I asked Claude.ai what harness means to Anthropic:
What “harness” means in Anthropic’s usage: the layer between the model and the world. Tool definitions, the agent loop, permission gates, context management (compaction, sub-agent spawning), session state, MCP wiring. The model reasons; the harness decides what tool calls are allowed, manages what stays in context, and orchestrates handoffs. Claude Code is that harness shipped as a CLI…
Note: For simplicity, as you read on, CC is short for Claude Code and I am considering Agent SDK and CC as the same thing. CC is really just a CLI layered on top of harness primitives from Agent SDK.
Look inside the CC “harness.” You can spawn ephemeral agents on the fly (team swarm, code-reviewer, security-reviewer, etc.), or use formally declared “sub-agents” that have their own configurations and even memory management. Regardless, each CC session always starts with a “main” or default agent. That main agent is responsible for calling on these additional agents by logic or by operator request.
So yes, CC is both harness and agent(s) at the same time. The main agent’s “workspace” is generally whatever folder or sandbox you launch CC from. Spawned agents are ephemeral and don’t really have an existence outside of the main agent. Sub-agents do have an existence outside of the main agent but you cannot invoke sub-agents without first going through the main agent.
So agentic’ish?
Then there are agent orchestrators, like OpenClaw or Hermes. They can use the same underlying models and harnesses but sit at a layer above the harness. But what does this really do for you?

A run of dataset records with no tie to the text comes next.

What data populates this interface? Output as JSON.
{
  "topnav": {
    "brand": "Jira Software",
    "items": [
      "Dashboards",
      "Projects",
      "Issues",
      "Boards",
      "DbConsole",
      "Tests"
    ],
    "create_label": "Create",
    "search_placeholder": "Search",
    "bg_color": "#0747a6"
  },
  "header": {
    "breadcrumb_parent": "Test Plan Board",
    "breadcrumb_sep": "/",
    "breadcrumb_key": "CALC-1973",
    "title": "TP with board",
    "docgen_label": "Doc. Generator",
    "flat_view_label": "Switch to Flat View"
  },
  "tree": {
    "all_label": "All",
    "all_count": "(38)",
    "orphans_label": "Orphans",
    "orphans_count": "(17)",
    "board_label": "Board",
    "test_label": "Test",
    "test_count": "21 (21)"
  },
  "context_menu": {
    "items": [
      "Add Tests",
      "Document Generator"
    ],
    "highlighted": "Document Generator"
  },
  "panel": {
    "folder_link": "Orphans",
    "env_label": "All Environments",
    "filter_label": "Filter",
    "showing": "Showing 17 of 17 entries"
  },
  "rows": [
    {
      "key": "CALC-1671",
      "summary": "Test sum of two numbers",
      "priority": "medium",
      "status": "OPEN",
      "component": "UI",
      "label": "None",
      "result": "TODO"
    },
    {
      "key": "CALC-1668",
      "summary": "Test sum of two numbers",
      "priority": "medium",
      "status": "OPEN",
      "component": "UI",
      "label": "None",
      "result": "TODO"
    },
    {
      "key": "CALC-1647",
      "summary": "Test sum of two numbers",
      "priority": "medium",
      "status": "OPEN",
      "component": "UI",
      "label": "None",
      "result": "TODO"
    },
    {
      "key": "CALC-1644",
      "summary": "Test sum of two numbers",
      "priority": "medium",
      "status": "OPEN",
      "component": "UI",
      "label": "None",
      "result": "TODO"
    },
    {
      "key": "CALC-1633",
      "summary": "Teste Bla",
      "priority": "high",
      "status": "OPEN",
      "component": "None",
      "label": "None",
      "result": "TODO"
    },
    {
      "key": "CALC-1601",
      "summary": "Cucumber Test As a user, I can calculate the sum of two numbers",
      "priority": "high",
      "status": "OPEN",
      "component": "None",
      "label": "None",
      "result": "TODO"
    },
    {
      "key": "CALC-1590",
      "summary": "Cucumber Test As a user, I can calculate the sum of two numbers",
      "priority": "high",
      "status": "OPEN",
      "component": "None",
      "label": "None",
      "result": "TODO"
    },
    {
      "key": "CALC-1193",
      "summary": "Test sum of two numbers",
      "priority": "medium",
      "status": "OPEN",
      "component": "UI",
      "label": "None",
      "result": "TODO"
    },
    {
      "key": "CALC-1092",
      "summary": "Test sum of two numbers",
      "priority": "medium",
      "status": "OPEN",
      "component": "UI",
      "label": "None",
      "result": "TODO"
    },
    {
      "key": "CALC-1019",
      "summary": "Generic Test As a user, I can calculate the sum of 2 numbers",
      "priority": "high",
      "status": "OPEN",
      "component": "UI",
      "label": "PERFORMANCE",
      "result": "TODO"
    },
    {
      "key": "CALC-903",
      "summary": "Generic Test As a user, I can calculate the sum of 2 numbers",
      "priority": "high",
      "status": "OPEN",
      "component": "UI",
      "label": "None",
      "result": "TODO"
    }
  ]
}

These orchestrators elevate agents from only existing within the harness, to first-class entities that can exist regardless of the model/harness. It makes agents feel much more like a team. Each agent in an orchestrated layer is its own “main” agent. They take on an existence of their own. They can have memory systems owned by you and not explicitly tied to a vendor. They persist across sessions. They’re always directly available. They can feel alive. “My agent did something without me asking!” Just like a teammate.
However, without the best model/harness pairing, the orchestrated agentic experience can fall short of expectations.
Here’s what I’ve found in practice:
Best model/harness pairing is Opus/CC. It continues to get better. It is the most powerful tool I’ve used. It doesn’t feel like a virtual team, but it is really good at solving hard problems.
Best open-source orchestrator is OpenClaw. It too continues to get better, however is only as good as the underlying model/harness. Partnering can provide some insulation for those that don’t want to spend the time staying on top of this. Able Software, my company, is a great option.
For the experience of working with a virtual team that collaborates and remembers, OpenClaw on top of CC was the clear winner, until it wasn’t.
CC can no longer, according to Anthropic’s ToS, be used as a harness in orchestrators like OpenClaw without paying API fees. This prices out a lot of people and small businesses who want human-like agent orchestration with what I consider to be the best model/harness combo.
My current thinking:
A composable agentic stack is the way to go. Pick the best tool at each layer. Replaceable when something better surfaces. For now the best model/harness is Opus/CC. So that is what I focused on. What does that mean?
That means each agent or “virtual employee” runs in its own CC native session, with its own workspace. Officially supported channels for communicating with each agent when I’m away from my desk and for agents to communicate with each other. Put differently, each virtual employee I “hire” gets their own persistent native CC where they are the “main” agent. I have all the benefits of native CC (ephemeral agents, team swarms, tools, skills, etc.) with an OpenClaw-like virtual team experience. Best of both worlds. An amazing tool at solving hard problems that can collaborate, remember and has a personality. All friendly to Anthropic’s ToS. The hard part here is you have to solve the orchestration layer differently to stay compliant with ToS. It is also surprisingly easy to solve for this by just asking CC! Or find a partner to help you or your company.
Using the best model/harness pairing is critical. Compose the remaining orchestrating components around that. Try to be in first position on your memory system as that makes model/harness switching a lot easier. My buddy, Derrick Hicks, has Memory Engine. There are definitely plenty of options to protect your memory system.